Pelaksanaan HAM seperti halnya pelaksanaan demokrasi, dibedakan antara pelaksanaan demokrasi (HAM dalam arti ideal dan pragmatis). Pelaksanaan demokrasi/HAM, dalam pengertian pragmatis senantiasa banyak dipengaruhi oleh muatan lokal atau kepentingan demi pembangunan penguasa dengan begitu mudahnya mengabaikan prinsip-prinsip HAM. Secara ideal, negara tidak dibenarkan mencampuri HAM setiap warga negara, apalagi menindasnya atau menghilangkannya.

Sejalan dengan amanat konstitusi, Indonesia berpandangan bahwa pemajuan dan perlindungan HAM harus didasarkan kepada prinsip bahwa hak-hak sipil, politik, ekonomi, sosial budaya dan hak pembangunan merupakan satu kesatuan yang tidak dapat dipisahkan, baik dalam penerapan, pemantauan maupun dalam pelaksanaan.
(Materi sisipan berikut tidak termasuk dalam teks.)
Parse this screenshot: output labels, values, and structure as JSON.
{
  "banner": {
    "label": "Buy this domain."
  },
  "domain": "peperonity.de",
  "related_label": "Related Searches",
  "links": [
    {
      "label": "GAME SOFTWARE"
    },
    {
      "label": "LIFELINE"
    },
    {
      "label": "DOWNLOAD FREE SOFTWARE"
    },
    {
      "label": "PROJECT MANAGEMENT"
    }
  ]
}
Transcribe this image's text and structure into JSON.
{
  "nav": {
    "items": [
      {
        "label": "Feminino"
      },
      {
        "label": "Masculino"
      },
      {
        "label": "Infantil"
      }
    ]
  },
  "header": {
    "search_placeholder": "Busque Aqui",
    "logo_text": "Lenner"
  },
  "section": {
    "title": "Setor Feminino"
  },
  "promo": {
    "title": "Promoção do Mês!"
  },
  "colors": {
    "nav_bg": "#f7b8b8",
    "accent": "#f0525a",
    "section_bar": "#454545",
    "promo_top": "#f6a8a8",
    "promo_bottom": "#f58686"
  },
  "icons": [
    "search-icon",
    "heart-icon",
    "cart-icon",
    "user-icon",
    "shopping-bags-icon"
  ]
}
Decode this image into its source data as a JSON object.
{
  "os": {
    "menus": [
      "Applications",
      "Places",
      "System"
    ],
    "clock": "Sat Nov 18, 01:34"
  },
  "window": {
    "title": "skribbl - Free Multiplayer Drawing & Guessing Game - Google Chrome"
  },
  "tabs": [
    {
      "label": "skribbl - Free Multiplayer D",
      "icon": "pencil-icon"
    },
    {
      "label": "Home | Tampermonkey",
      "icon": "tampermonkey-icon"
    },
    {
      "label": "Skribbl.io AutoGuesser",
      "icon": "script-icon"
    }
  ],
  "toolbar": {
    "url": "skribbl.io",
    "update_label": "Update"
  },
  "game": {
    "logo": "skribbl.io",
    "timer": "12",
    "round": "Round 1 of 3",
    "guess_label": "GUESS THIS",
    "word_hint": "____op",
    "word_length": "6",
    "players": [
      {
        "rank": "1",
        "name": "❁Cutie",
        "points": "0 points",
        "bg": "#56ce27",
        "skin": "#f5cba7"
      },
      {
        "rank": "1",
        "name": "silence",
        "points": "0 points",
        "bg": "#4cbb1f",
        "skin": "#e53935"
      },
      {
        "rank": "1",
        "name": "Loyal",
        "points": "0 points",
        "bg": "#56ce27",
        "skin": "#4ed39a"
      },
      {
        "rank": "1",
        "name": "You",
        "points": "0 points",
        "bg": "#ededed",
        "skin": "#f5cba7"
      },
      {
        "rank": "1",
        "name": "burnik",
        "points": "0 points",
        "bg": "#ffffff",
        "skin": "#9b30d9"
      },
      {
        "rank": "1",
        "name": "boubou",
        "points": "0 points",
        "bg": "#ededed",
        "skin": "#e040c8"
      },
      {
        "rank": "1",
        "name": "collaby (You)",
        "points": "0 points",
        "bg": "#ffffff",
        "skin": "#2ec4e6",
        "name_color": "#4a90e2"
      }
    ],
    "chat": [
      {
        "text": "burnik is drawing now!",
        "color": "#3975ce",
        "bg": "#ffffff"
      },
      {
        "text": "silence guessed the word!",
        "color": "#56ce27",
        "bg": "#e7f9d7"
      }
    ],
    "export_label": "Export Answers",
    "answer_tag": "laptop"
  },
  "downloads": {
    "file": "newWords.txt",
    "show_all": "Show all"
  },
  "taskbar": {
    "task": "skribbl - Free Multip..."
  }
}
Sesuai dengan Pasal 1 (3), Pasal 55, dan Pasal 56 Piagam PBB, upaya pemajuan dan perlindungan HAM harus dilakukan melalui suatu kerja sama internasional yang berdasarkan pada prinsip saling menghormati, kesedarajatan dan hubungan antar negara serta hukum internasional yang berlaku.

Program penegakan hukum dan HAM (PP Nomor 7 Tahun 2005) yaitu yang meliputi pemberantasan korupsi, anti terorisme dan pembasmian penyalahgunaan narkotika dan obat berbahaya. Oleh sebab itu, penegakan hukum dan HAM harus dilakukan secara tegas, tidak diskriminatif dan konsisten.